The Yagodinska cave ranks first among the longest caves in the Rhodopes with a total length of about 10,000 m. Admittedly, if we were to rank based on appearance and embellishment, Yagodinska cave would rank first as well. 22 out of 28 types of cave formations known in the world are represented here. Bizarre stalactites and stalagmites, dendritic formations or dendrites (i.e. “branching figures , resembling shrubs or trees in form, found in certain stones or minerals due to the presence of a foreign material”)and draperies, peculiar helictites (i.e. ” mineral deposits found in limestone caves that change their axis from the vertical during their growth”) and enchanting sinter lakes cast a spell on visitors of all ages. Last but not least, some of the rarest speleothems in the world – the surreal cave pearls - enhance the dream-like quality of the cave.

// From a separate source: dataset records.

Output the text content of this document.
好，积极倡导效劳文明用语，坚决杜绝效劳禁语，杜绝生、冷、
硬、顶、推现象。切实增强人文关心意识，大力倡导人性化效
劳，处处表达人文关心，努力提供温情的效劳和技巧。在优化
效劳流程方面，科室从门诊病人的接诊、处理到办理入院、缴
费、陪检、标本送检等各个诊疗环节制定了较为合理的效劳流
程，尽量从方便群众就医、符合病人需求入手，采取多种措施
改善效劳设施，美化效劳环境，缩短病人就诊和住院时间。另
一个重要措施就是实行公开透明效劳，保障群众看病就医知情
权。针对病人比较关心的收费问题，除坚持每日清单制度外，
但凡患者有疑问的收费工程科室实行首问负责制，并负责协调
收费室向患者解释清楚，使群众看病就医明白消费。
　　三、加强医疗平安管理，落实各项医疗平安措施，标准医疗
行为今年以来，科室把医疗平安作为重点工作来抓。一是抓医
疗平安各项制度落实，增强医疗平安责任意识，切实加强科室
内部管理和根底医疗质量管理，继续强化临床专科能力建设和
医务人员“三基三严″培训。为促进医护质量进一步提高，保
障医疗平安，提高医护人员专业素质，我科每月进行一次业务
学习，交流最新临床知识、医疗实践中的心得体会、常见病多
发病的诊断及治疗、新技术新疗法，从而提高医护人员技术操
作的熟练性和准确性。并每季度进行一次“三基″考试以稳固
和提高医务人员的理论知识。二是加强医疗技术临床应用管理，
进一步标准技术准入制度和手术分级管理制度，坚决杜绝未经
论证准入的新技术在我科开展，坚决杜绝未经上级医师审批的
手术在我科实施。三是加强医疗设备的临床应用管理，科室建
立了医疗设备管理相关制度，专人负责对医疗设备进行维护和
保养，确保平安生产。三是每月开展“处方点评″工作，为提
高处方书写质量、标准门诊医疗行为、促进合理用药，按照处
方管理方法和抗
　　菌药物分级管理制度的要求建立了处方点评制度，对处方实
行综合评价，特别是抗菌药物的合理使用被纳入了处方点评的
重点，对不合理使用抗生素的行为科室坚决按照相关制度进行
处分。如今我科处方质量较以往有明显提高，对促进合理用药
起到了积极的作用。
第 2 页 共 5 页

The cave was formed in the marble rocks more than 275,000 years ago. It is situated on several levels interconnected with galleries. The bottom level is fully adapted for guided tours, but the others are accessible as well.
Self–guided adventure caving trips without proper equipment are not permitted.
There’s evidence that the cave has continuously been inhabited ever since the Copper Age and has always been a subject of great interest. The only preserved authentic eneolithic dwelling place in Europe was discovered near the natural entrance of the cave – a ceramic center with remnants of a kiln, pottery pieces, tools, charred corn and others. No access restrictions apply to that part of the cave.
Yagodinska cave is a part of the "100 Tourist Sites of Bulgaria" program.